Arun District Council has been awarded £1,665,840 from the Department for the Environment, Food and Rural Affairs (DEFRA) to help introduce this service.

At a meeting of the council’s Environment Committee this week, approval was given to a range of services to be provided under a new combined cleansing services contract (CCSC).

From 1 Feb 2026, the council will offer a weekly kerbside food waste collection, along with fortnightly rubbish collection from a council supplied 180 litre bin and continuation of the fortnightly dry mixed recycling collection.

The new contract will also continue to include small waste electrical and electrical equipment collections, a subscriber-based garden waste collections service and the introduction of recycling opportunities for items such as textiles, batteries and coffee pods.

Street cleansing services will see little change, apart from specifications updated in line with current legislation/guidelines and local needs.

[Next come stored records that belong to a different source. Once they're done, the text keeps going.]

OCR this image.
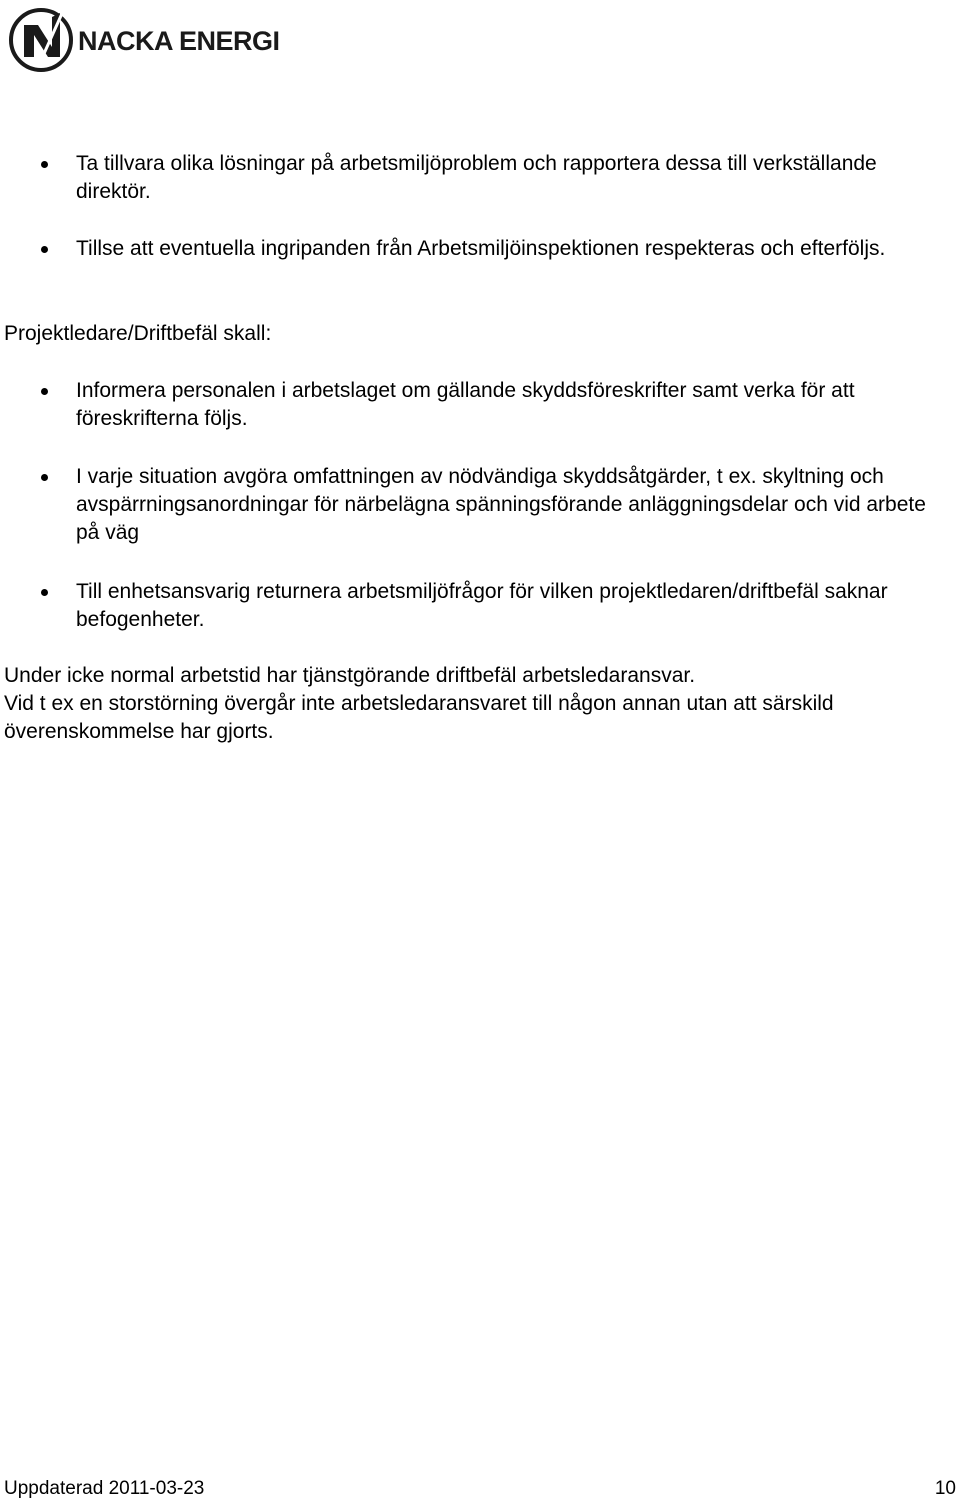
NACKA ENERGI
Ta tillvara olika lösningar på arbetsmiljöproblem och rapportera dessa till verkställande direktör.
Tillse att eventuella ingripanden från Arbetsmiljöinspektionen respekteras och efterföljs.
Projektledare/Driftbefäl skall:
Informera personalen i arbetslaget om gällande skyddsföreskrifter samt verka för att föreskrifterna följs.
I varje situation avgöra omfattningen av nödvändiga skyddsåtgärder, t ex. skyltning och avspärrningsanordningar för närbelägna spänningsförande anläggningsdelar och vid arbete på väg
Till enhetsansvarig returnera arbetsmiljöfrågor för vilken projektledaren/driftbefäl saknar befogenheter.
Under icke normal arbetstid har tjänstgörande driftbefäl arbetsledaransvar.
Vid t ex en storstörning övergår inte arbetsledaransvaret till någon annan utan att särskild överenskommelse har gjorts.
Uppdaterad 2011-03-23	10
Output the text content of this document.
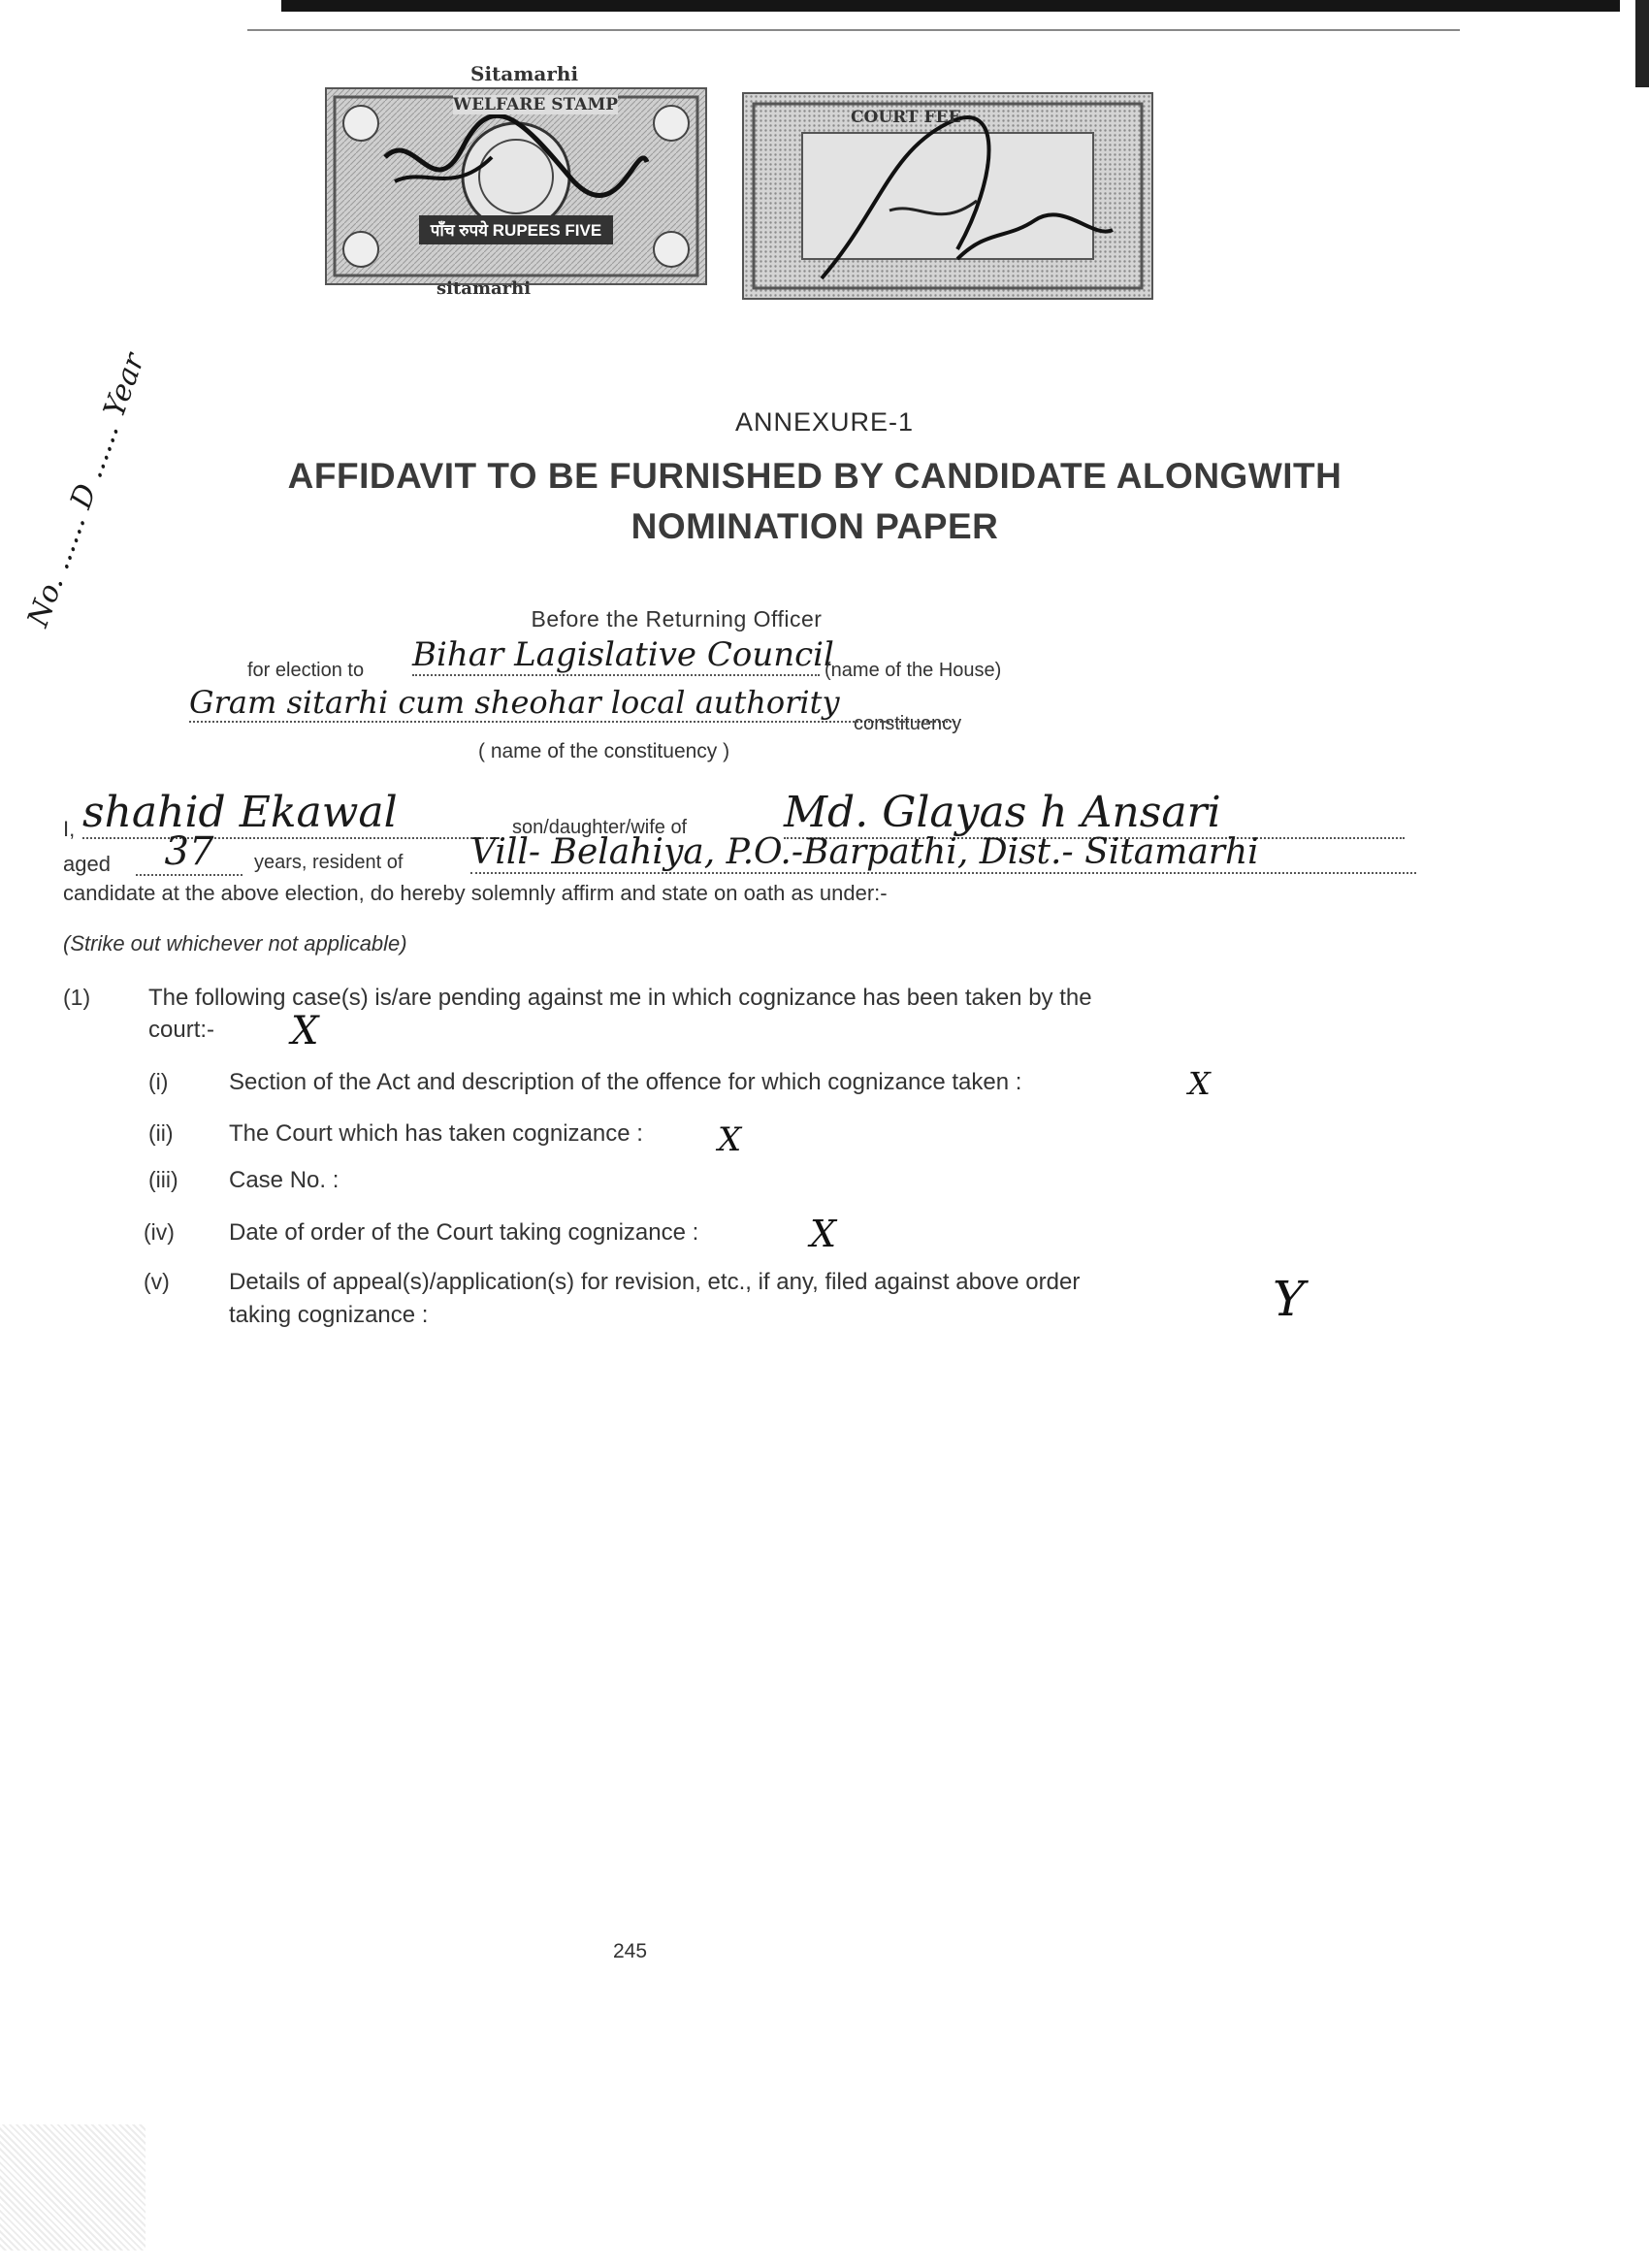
Sitamarhi
WELFARE STAMP
पाँच रुपये RUPEES FIVE
sitamarhi
COURT FEE
No. ...... D ...... Year	ANNEXURE-1
AFFIDAVIT TO BE FURNISHED BY CANDIDATE ALONGWITH
NOMINATION PAPER
Before the Returning Officer
for election to Bihar Lagislative Council
(name of the House)
Gram sitarhi cum sheohar local authority
constituency
( name of the constituency )
I, shahid Ekawal	son/daughter/wife of Md. Glayas h Ansari
aged	37	years, resident of Vill- Belahiya, P.O.-Barpathi, Dist.- Sitamarhi
candidate at the above election, do hereby solemnly affirm and state on oath as under:-
(Strike out whichever not applicable)
(1) The following case(s) is/are pending against me in which cognizance has been taken by the
court:- X
(i)	Section of the Act and description of the offence for which cognizance taken :	X
(ii) The Court which has taken cognizance : X
(iii) Case No. :
(iv) Date of order of the Court taking cognizance :	X
(v)	Details of appeal(s)/application(s) for revision, etc., if any, filed against above order
taking cognizance :	Y
245
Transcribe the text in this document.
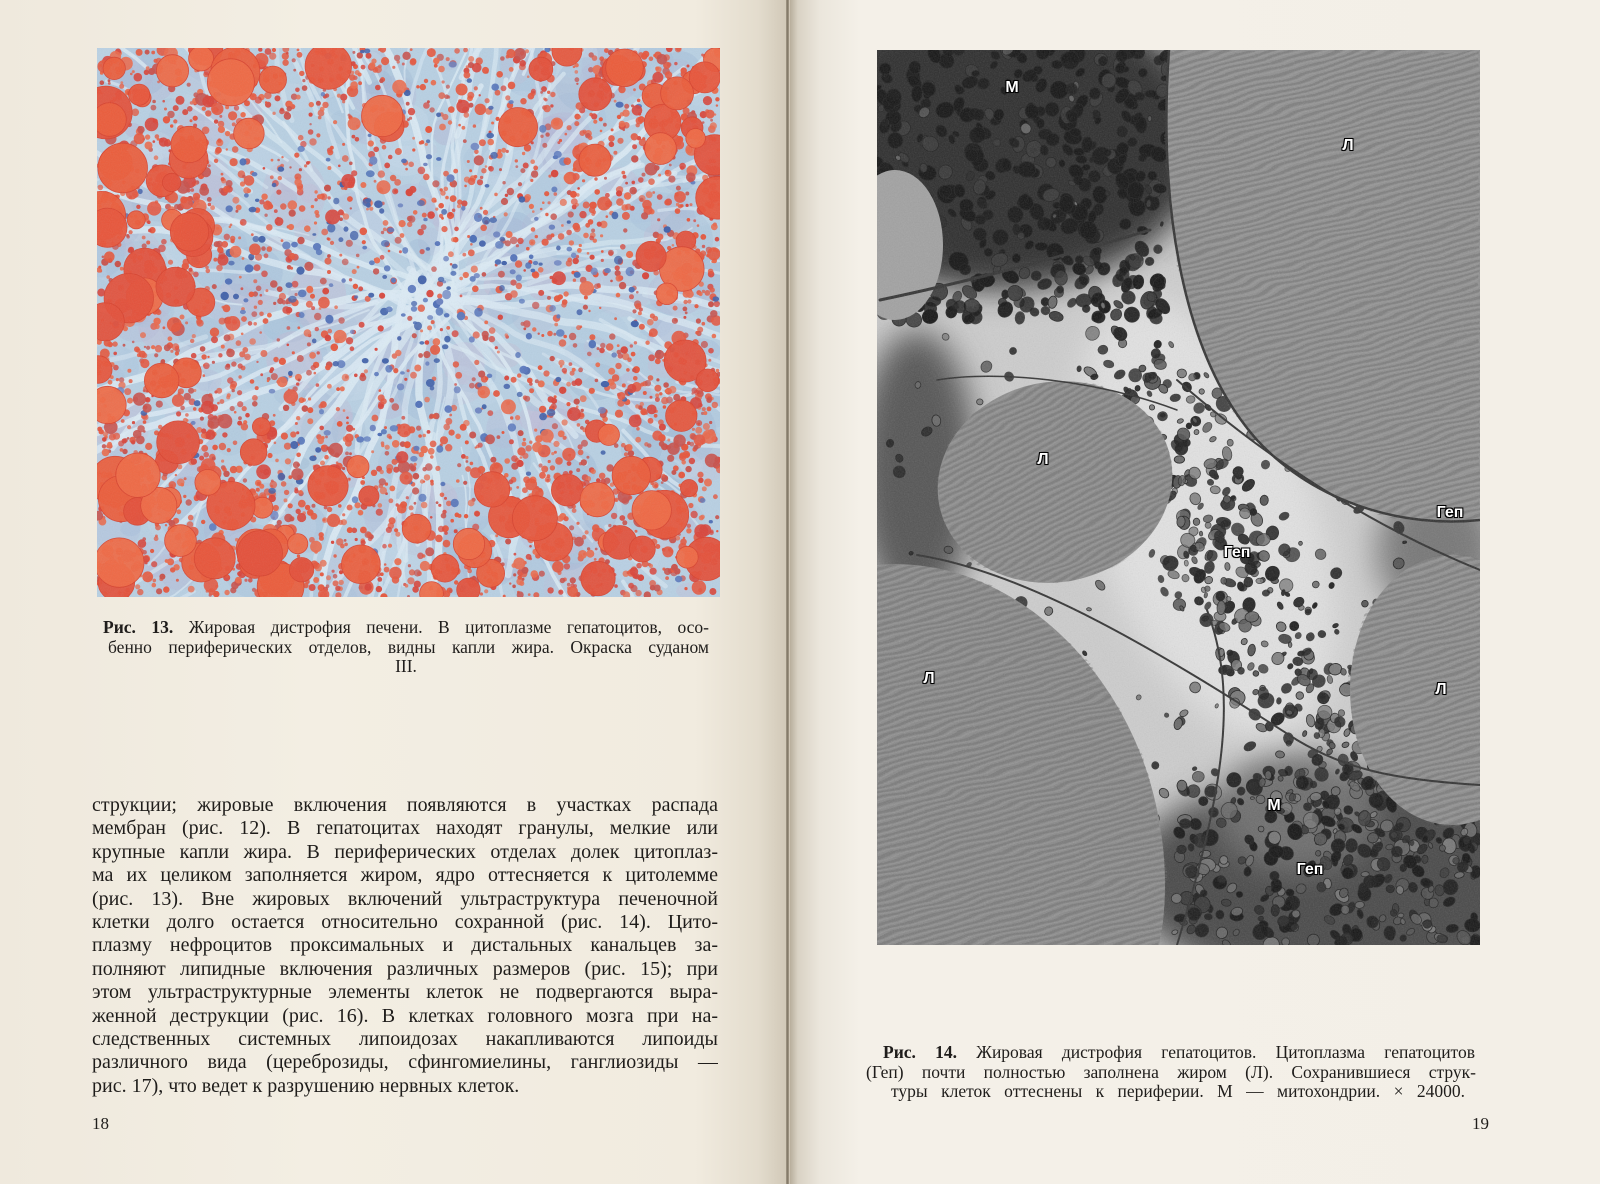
Рис. 13. Жировая дистрофия печени. В цитоплазме гепатоцитов, осо-
бенно периферических отделов, видны капли жира. Окраска суданом
III.
струкции; жировые включения появляются в участках распада
мембран (рис. 12). В гепатоцитах находят гранулы, мелкие или
крупные капли жира. В периферических отделах долек цитоплаз-
ма их целиком заполняется жиром, ядро оттесняется к цитолемме
(рис. 13). Вне жировых включений ультраструктура печеночной
клетки долго остается относительно сохранной (рис. 14). Цито-
плазму нефроцитов проксимальных и дистальных канальцев за-
полняют липидные включения различных размеров (рис. 15); при
этом ультраструктурные элементы клеток не подвергаются выра-
женной деструкции (рис. 16). В клетках головного мозга при на-
следственных системных липоидозах накапливаются липоиды
различного вида (цереброзиды, сфингомиелины, ганглиозиды —
рис. 17), что ведет к разрушению нервных клеток.
18
М
Л
Л
Геп
Геп
Л
Л
М
Геп
Рис. 14. Жировая дистрофия гепатоцитов. Цитоплазма гепатоцитов
(Геп) почти полностью заполнена жиром (Л). Сохранившиеся струк-
туры клеток оттеснены к периферии. М — митохондрии. × 24000.
19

The council previously operated a very successful food waste collection trial for 1,350 properties in the district.

Participation of more than 85% with satisfaction of 85% for food waste collections and 73% for three-weekly residual collections was very high for the trial. It proved that the majority of residents would make use of a weekly food waste collection and accept less frequent residual waste collections.

Councillor Sue Wallsgrove, Chair of the Environment Committee at Arun District Council, said: “The figures show that more than 42% by weight of residual waste in Arun is food waste.

“If collected separately, food waste can be processed via anaerobic digestion which is a much more efficient and environmentally friendly way of processing and provides higher value end products in the form of biogas and fertiliser. A reduction in food waste is generally seen in other authorities where food waste collections have been operating for a period of time, as residents change behaviours. Environmentally this is the best outcome.”

In areas where it is physically not possible to have a wheeled rubbish bin for each resident, an alternative solution will be introduced.

Currently residents receive 78 core collections per year (52 rubbish and 26 recycling). Under the proposals in this report residents will receive 104 collections per year (52 food waste, 26 rubbish & 26 recycling).

The council’s most recent confirmed annual recycling rate is 42.93% of which approximately 25.33% is dry mixed recycling and 17.60% is garden waste.

Cllr Wallsgrove added: “We need to work with our community to not only reduce waste, but to increase recycling to meet future targets of a 55% recycling rate by 2025 and 60% by 2030. The new contract will make people more aware of what they’re putting in their bins and we’re confident it will lead to a change in habits.”